Of course, there are women who even in the best conditions and with a fully involved second parent would still regret their decision. But in my research they are a minority. Most feel regret because they were either pressured into motherhood or abandoned in this role. It was the US writer and feminist Adrienne Rich in the 1970s who first made the distinction between motherhood as a human relationship and motherhood as an institution in her groundbreaking book Of Woman Born. Her idea was that as much as motherhood means a love-based bond with your child, it is also a conservative oppressive ideology with moral rules that prescribe how you must feel, think and behave. Nonconformity is punished by society.
Fathers do not feature much. What did you conclude from that?
Women are still expected to be caregivers and men breadwinners, but most women today also want to work. So, either they end up with second shifts at home or give up their jobs and lives altogether. The problem is women have had their revolution, but men have not.

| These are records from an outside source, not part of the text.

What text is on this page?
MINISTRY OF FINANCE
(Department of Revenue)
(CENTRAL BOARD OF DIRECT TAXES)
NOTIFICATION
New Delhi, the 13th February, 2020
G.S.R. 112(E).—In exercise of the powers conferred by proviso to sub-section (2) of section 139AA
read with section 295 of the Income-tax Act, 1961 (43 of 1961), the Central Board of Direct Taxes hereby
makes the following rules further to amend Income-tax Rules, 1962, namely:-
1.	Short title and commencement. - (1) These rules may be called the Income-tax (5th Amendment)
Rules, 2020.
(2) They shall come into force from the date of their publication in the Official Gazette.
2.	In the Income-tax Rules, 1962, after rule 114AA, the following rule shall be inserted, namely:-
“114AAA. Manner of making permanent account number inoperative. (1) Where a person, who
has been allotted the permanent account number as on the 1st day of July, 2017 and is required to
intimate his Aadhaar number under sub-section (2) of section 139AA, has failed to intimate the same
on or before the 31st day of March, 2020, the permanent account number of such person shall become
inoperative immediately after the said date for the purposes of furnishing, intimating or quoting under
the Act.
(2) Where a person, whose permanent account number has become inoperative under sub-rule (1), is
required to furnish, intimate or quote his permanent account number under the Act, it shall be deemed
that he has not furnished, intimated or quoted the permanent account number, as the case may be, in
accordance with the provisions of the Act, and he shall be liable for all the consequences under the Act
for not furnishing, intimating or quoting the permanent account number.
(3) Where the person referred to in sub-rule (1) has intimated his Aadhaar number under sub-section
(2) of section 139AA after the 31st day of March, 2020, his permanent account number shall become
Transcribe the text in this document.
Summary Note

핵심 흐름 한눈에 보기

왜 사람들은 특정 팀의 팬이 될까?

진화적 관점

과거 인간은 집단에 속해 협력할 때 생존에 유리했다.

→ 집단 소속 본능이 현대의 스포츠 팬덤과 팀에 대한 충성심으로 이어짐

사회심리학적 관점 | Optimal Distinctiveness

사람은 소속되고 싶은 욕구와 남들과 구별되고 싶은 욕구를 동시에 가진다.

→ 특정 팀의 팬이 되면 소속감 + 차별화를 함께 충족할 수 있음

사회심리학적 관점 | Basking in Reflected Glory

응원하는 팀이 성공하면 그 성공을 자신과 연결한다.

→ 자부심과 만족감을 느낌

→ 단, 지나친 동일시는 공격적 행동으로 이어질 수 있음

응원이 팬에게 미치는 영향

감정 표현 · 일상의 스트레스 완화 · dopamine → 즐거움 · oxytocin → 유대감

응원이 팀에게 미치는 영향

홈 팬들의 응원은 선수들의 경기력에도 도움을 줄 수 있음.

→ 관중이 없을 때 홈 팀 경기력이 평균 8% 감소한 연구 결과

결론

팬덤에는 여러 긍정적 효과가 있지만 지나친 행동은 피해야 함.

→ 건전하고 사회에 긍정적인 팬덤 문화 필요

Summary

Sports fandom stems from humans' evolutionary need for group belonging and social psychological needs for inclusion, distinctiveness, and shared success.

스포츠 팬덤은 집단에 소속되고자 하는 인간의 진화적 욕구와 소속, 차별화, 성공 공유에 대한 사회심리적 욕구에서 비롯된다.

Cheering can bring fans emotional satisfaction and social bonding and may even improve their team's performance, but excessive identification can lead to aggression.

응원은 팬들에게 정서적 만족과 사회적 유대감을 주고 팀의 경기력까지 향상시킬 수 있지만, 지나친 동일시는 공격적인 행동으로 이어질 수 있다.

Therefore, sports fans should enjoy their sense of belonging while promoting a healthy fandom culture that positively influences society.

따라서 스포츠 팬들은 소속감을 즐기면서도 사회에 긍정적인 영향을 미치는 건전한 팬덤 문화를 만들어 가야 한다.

They continue to protect their privileged position without realising that they too are socialised according to rigid gender roles which don’t allow them to fulfil their human potential and explore their nurturing side. I want people to ask: where is the father? There would be fewer exhausted and unhappy mothers if fathers did their half of the job properly.
There is such limited cultural exploration of motherhood, which is shocking given that women are half the population. How did you relate to prior visual representations of mothers?
Undo Motherhood is meant to undermine the highly idealised imagery of normative motherhood. The special edition of the book contains a handmade pop-up created out of stock images of pregnancy and motherhood widely used in ads and media. This is my only – sarcastic – statement as an author in this project. If people see only this representation, they get a false idea of what it means to raise a child. I see these images as a contemporary version of age-old male fantasies about motherhood, starting with depictions of the Virgin Mary, an image I hate. It’s great to see more and more female photographers showing motherhood as it is – a complex, multilayered human experience.
Undo Motherhood by Diana Karklin is published by Schilt.